The Price of Everything
Directed by Nathaniel Kahn
Exploring the labyrinth of the contemporary art world, The Price of Everything examines the role of art and artistic passion in today’s money-driven, consumer-based society. Featuring collectors, dealers, auctioneers and a rich range of artists, from current market darlings Jeff Koons, Gerhard Richter and Njideka Akunyili Crosby, to one-time art star Larry Poons, the film exposes deep contradictions as it holds a mirror up to contemporary values and times, coaxing out the dynamics at play in pricing the priceless.

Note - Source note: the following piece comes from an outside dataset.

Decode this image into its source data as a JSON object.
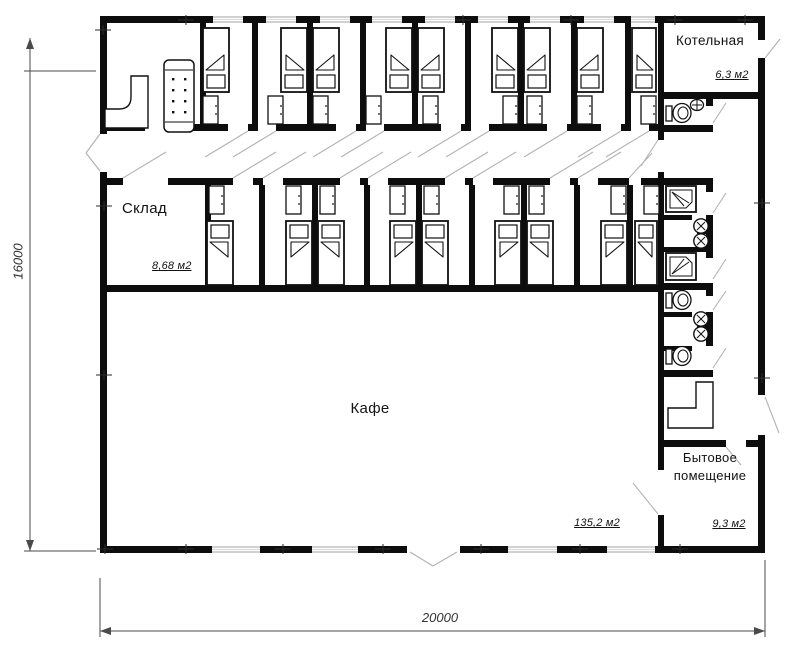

Are we in the midst of an art crisis? Can the value of art really be measured in dollars and cents? How are these values assigned and who assigns them? Does the art market have a chilling effect on our great museums and the ability of the public to engage in the art of our time? Most importantly, what does this new consumerist approach to art mean for artists themselves?
[A] colorful and inquisitive cinematic essay on the state of the art world...
[A] brilliant and captivating documentary about how the art world got converted into a money market...
It's rare to get such a frank and authoritative view of the market and its flaws. Kahn has returned from his trip down the rabbit hole with a clear-eyed and enthralling picture of what he found there.
Nathaniel Kahn lets the contemporary-art market shoot itself in the pedicured foot.
[The Price of Everything] succeeds in being educational and entertaining as well as profoundly disturbing.
The bottom line is this film may entertain viewers who either appreciate or are interested in modern art, even as it leaves them feeling cynical toward the art market.